Jüngste Kommentare des russischen Staatspräsidenten Wladimir Putin weisen darauf hin, dass auch die Staatsführung des Moskauer Kremls bald politischen Druck ausüben könnte, um die eigene Zentralbank zu Zinssenkungen zu bewegen. Laut Putin steht Russland in den nächsten Jahren ein Umbau seines Wirtschaftsmodells bevor. Sein Land müsse sich endlich von einem reinen Rohstofflieferanten hin zu einem Magneten für Auslandsinvestitionen entwickeln, wovon Putin sich eine Ankurbelung des heimischen Konsums verspricht. Russlands Wirtschaft benötige keine auf Spekulationsgeschäften basierenden Kapitalzuflüsse, sondern weitaus mehr Direktinvestitionen.

Ähnliche Pläne verfolgt man auch in China, wo die kommunistische Staatsführung seit Ausbruch der Finanzkrise im Jahr 2008 darum bemüht ist, ihre zu exportlastige Wirtschaft zugunsten eines Marktes umzubauen, die sich durch einen stetig wachsenden Konsum der heimischen Verbraucher auszeichnet. Bislang sind diese Pläne trotz einer rasant wachsenden Mittelschicht eher dürftig ausgefallen. In Japan hat die neue Regierung von Premierminister Shinzo Abe den globalen Währungskrieg befeuert, indem sich die Politik in die Aufgaben der Bank of Japan aktiv einmischt.

Der japanische Yen ist stark überverkauft, doch eine Countertrend-Rally will einfach nicht einsetzen. Japans Währung befindet sich in der 13. aufeinanderfolgenden Woche der Kursverluste / Chart: stockcharts.com

Neuerdings gibt die Politik der japanischen Zentralbank die Leitlinien für ihre Währungs- und Zinspolitik vor, was sich in einem massiven Rutsch der Landeswährung Yen widerspiegelt. Beobachter halten die Unabhängigkeit der japanischen Zentralbank seit Abes Amtsantritt für akut gefährdet.

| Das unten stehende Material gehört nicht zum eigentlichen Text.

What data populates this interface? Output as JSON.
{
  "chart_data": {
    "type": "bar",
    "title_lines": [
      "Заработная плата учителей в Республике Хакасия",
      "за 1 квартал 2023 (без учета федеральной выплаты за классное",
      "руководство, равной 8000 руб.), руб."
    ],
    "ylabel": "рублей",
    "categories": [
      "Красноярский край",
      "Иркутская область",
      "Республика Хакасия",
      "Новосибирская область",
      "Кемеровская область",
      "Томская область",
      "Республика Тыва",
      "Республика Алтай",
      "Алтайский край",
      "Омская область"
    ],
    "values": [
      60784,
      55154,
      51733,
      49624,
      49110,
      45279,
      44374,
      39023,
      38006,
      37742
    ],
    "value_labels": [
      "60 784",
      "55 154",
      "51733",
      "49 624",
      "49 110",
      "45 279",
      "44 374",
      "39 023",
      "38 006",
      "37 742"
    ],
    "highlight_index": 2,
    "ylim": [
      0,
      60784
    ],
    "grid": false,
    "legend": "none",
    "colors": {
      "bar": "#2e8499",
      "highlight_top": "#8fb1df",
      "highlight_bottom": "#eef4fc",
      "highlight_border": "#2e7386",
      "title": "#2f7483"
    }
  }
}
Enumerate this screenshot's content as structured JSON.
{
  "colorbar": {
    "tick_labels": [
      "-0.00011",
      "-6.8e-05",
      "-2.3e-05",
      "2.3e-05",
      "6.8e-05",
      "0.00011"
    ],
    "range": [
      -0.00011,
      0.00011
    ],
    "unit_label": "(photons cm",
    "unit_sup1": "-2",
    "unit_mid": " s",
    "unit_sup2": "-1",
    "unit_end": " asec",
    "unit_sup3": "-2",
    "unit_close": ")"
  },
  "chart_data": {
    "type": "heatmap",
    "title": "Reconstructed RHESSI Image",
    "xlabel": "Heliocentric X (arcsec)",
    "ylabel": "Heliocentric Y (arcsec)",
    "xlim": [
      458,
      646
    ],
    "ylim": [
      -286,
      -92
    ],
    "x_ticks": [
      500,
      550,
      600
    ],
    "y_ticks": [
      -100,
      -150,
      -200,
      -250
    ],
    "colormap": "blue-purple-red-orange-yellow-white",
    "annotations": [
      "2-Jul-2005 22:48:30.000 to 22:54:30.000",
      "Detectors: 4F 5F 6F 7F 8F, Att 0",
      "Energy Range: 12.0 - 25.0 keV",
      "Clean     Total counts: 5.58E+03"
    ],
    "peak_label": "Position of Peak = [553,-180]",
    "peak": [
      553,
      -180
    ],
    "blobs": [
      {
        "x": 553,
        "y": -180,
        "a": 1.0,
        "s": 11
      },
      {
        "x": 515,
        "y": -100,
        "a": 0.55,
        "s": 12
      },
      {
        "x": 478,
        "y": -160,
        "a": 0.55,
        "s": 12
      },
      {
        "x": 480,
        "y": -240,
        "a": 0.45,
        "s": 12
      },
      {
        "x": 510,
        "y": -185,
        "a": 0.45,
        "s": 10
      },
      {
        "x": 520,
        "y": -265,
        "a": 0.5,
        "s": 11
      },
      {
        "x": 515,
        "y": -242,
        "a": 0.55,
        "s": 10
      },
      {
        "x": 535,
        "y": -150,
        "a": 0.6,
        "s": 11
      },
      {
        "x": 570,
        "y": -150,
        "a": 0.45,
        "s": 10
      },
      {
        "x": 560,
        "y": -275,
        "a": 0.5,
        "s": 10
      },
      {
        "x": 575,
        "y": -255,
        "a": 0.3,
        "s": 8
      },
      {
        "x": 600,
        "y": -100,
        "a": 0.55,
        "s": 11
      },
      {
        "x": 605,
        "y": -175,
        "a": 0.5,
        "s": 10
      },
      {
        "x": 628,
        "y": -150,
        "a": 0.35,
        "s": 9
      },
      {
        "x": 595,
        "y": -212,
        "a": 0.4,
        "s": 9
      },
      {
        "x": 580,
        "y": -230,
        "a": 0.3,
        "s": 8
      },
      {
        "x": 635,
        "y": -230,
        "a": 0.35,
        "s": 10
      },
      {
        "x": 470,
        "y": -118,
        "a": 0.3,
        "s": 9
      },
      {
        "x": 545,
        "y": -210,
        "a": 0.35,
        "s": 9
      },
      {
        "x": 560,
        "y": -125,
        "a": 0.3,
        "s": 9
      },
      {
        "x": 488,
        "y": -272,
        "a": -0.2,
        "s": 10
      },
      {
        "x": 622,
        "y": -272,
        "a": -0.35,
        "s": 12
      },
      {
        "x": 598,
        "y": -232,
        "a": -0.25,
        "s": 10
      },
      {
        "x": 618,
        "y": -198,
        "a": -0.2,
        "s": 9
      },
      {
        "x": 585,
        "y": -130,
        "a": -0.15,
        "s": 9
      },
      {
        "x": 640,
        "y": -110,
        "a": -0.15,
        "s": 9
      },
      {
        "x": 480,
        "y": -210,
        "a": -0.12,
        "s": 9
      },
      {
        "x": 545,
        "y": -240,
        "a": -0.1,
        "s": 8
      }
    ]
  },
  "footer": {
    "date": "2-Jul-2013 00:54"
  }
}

In Russland scheint sich nun auch Wladimir Putin zunehmend Gedanken darüber zu machen, wie die Wirtschaft seines Landes anzukurbeln ist. Im Gesamtjahr 2012 wuchs Russlands Ökonomie laut ersten Schätzungen des Wirtschaftsministeriums nur noch um 3,5% gegenüber dem Vorjahr. Erwartet wurde hingegen ein Wachstum von 5%.

Mit Ausnahme der herben Kontraktion in 2008/2009 entspricht dies dem schwächsten Ergebnis seit Putins erstem Amtsantritt im Jahr 1999. Putin wies vor Kurzem darauf hin, dass die Zentralbank einen Teil der Verantwortung an dieser Entwicklung zu tragen habe. Im September letzten Jahres hob die Bank of Russia ihren Leitzins überraschend auf 8,25% an – laut Regierung ein Fehler, da sich die Kreditvergabe unter den heimischen Banken zusehends reduziere. Dadurch sei wiederum das ökonomische Wachstum des Landes gefährdet.

 An den Finanzmärkten übersetzte sich die öffentliche Kritik Putins an der Zentralbank in stark zunehmende Erwartungshaltungen an eine baldige Senkung der Leitzinsen. Schon im Laufe dieses Jahres wird nun mancherorts mit einer Reduzierung um bis zu 75 Basispunkte (0,75%) gerechnet, wodurch der Zinswettlauf in den Schwellenländern weiter angefacht werden könnte. Momentan fallen die Forderungen Putins unter den Vertretern von Russlands Zentralbank nicht auf fruchtbaren Boden.

Ähnlich wie anfangs im nach und nach eskalierenden Streit zwischen Japans Regierung und der Bank of Japan weisen Russlands Zentralbankvertreter die Forderungen Putins weit von sich. Die Zinsen wolle man erst senken, wenn es Hinweise auf eine nachhaltige Abschwächung der Inflation im Land gäbe. Dazu müsse sich die Regierung jedoch auch an ihre selbst auferlegten Budgetrichtlinien halten. Diese Aussagen dürften durch „König Wladimir“ sicherlich nicht kampflos hingenommen werden. Vielmehr wird mancherorts damit gerechnet, dass auch die russische Regierung die Zentralbank zur Durchsetzung ihrer Ziele schon in naher Zukunft stärker an die Kette legen könnte. Andererseits läuft die Amtszeit von Zentralbankgouverneur Ignatyev Mitte dieses Jahres aus. Putin könnte somit einen Nachfolger inthronisieren, der mit seinen Forderungen zu einer lockeren Geldpolitik besser übereinstimmt. Der Abwertungswettlauf an den Devisenmärkten könnte dadurch neue Nahrung erhalten.